Overloaded cloud databases
Cloud providers charge users for the total number of database instances, storage, access, I/O bandwidth, licensing and other fees. In hybrid or multi-cloud deployments, there may be additional traffic charges to access a database outside the cloud or data center where it's hosted. Depending on how these various costs work out, some designers might push all their data into a common database to reduce the number of instances. However, this can hammer a cloud budget with other increased database costs.

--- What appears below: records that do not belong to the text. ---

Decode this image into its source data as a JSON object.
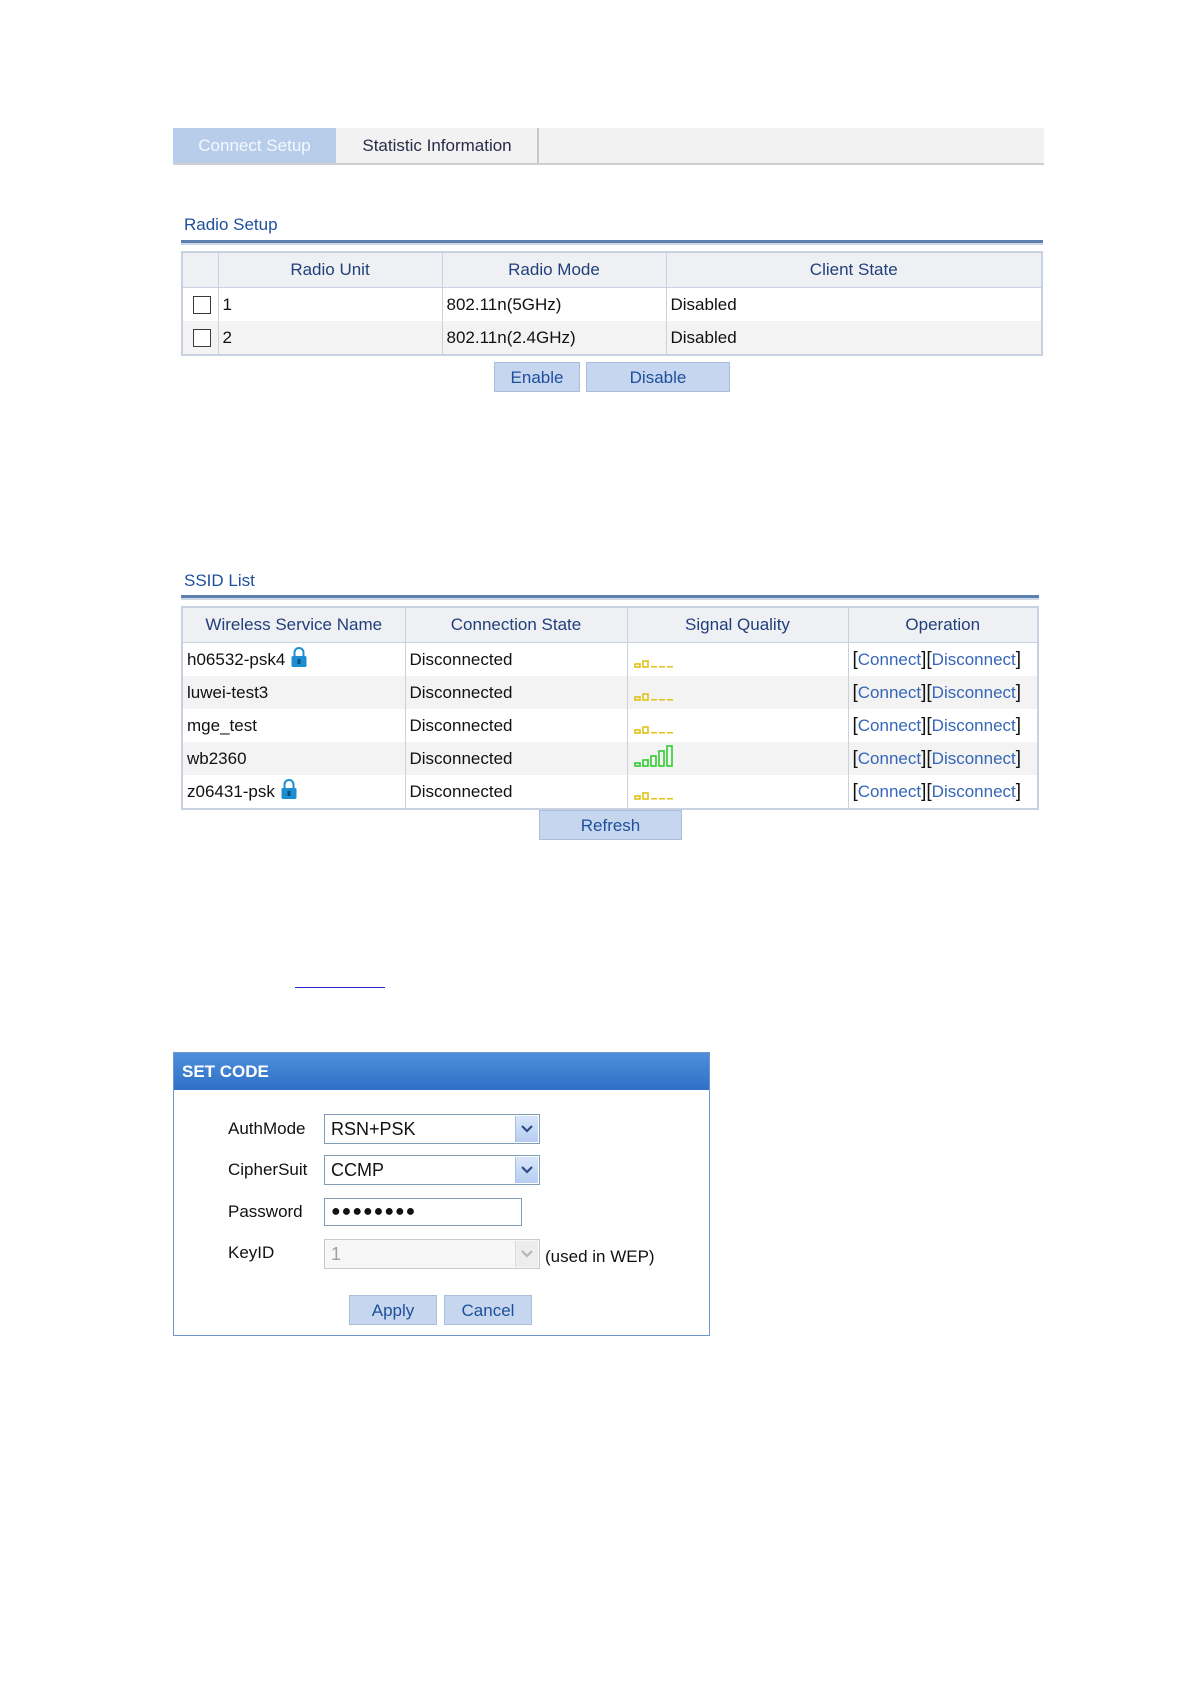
{
  "tabs": [
    {
      "label": "Connect Setup"
    },
    {
      "label": "Statistic Information"
    }
  ],
  "radio_setup": {
    "title": "Radio Setup",
    "columns": [
      "Radio Unit",
      "Radio Mode",
      "Client State"
    ],
    "rows": [
      {
        "unit": "1",
        "mode": "802.11n(5GHz)",
        "state": "Disabled"
      },
      {
        "unit": "2",
        "mode": "802.11n(2.4GHz)",
        "state": "Disabled"
      }
    ],
    "enable_label": "Enable",
    "disable_label": "Disable"
  },
  "ssid_list": {
    "title": "SSID List",
    "columns": [
      "Wireless Service Name",
      "Connection State",
      "Signal Quality",
      "Operation"
    ],
    "rows": [
      {
        "name": "h06532-psk4",
        "state": "Disconnected",
        "signal_bars": 2,
        "locked": true
      },
      {
        "name": "luwei-test3",
        "state": "Disconnected",
        "signal_bars": 2,
        "locked": false
      },
      {
        "name": "mge_test",
        "state": "Disconnected",
        "signal_bars": 2,
        "locked": false
      },
      {
        "name": "wb2360",
        "state": "Disconnected",
        "signal_bars": 5,
        "locked": false
      },
      {
        "name": "z06431-psk",
        "state": "Disconnected",
        "signal_bars": 2,
        "locked": true
      }
    ],
    "connect_label": "Connect",
    "disconnect_label": "Disconnect",
    "refresh_label": "Refresh"
  },
  "set_code": {
    "title": "SET CODE",
    "authmode_label": "AuthMode",
    "authmode_value": "RSN+PSK",
    "ciphersuit_label": "CipherSuit",
    "ciphersuit_value": "CCMP",
    "password_label": "Password",
    "password_value": "●●●●●●●●",
    "keyid_label": "KeyID",
    "keyid_value": "1",
    "keyid_note": "(used in WEP)",
    "apply_label": "Apply",
    "cancel_label": "Cancel"
  },
  "colors": {
    "accent": "#1e4f9c",
    "signal_weak": "#e0c21a",
    "signal_strong": "#2ecc2e",
    "lock": "#1b8fd0"
  }
}
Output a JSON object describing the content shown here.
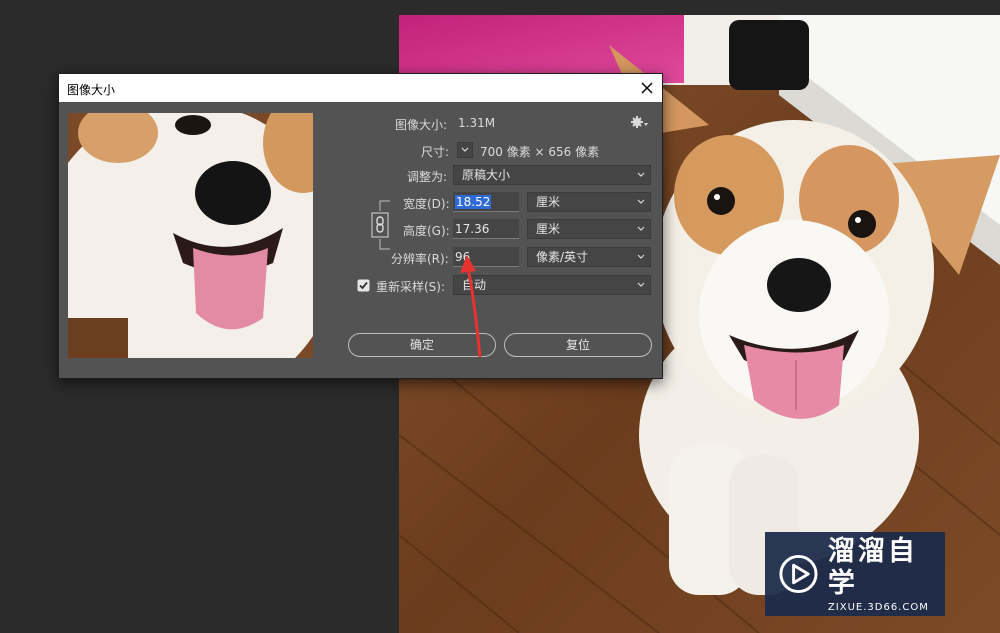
{
  "dialog": {
    "title": "图像大小",
    "image_size_label": "图像大小:",
    "image_size_value": "1.31M",
    "dimensions_label": "尺寸:",
    "dimensions_value": "700 像素 × 656 像素",
    "fit_to_label": "调整为:",
    "fit_to_value": "原稿大小",
    "width_label": "宽度(D):",
    "width_value": "18.52",
    "width_unit": "厘米",
    "height_label": "高度(G):",
    "height_value": "17.36",
    "height_unit": "厘米",
    "resolution_label": "分辨率(R):",
    "resolution_value": "96",
    "resolution_unit": "像素/英寸",
    "resample_label": "重新采样(S):",
    "resample_checked": true,
    "resample_value": "自动",
    "ok_label": "确定",
    "reset_label": "复位"
  },
  "watermark": {
    "title": "溜溜自学",
    "url": "ZIXUE.3D66.COM"
  },
  "colors": {
    "app_background": "#2b2b2b",
    "dialog_background": "#535353",
    "field_background": "#454545",
    "selection": "#2f6bd6",
    "arrow": "#e8322f",
    "watermark_bg": "#1c2c4a"
  },
  "icons": [
    "gear-icon",
    "close-icon",
    "chain-link-icon",
    "chevron-down-icon",
    "checkbox-icon",
    "play-logo-icon"
  ]
}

Never design an application that extensively accesses databases across cloud and data center boundaries or across multiple clouds. If the database is in read-only mode, it may be cheaper to host it in multiple places. If it's a write-mode database, consider a single hosting point.
Also, weigh the relative costs of hosting multiple databases with a limited number of data elements vs. one database with a large number. Remember that each time any component reads/writes a database, you'll likely be charged for I/O bandwidth for the entire record, including fields the component doesn't really need.
Open communication lines
A software pipeline starts with architects and ends with operations, and anywhere along that line, smart decisions can be reinforced or undone.
The solution to that is communication. Clearly communicate any assumptions about the four issues mentioned above in the documentation that accompanies a software release. Also, if you use DevOps or orchestration tools during testing -- then transfer to operations -- include how application design dealt with these issues. Otherwise, a lot of good design work can be undone.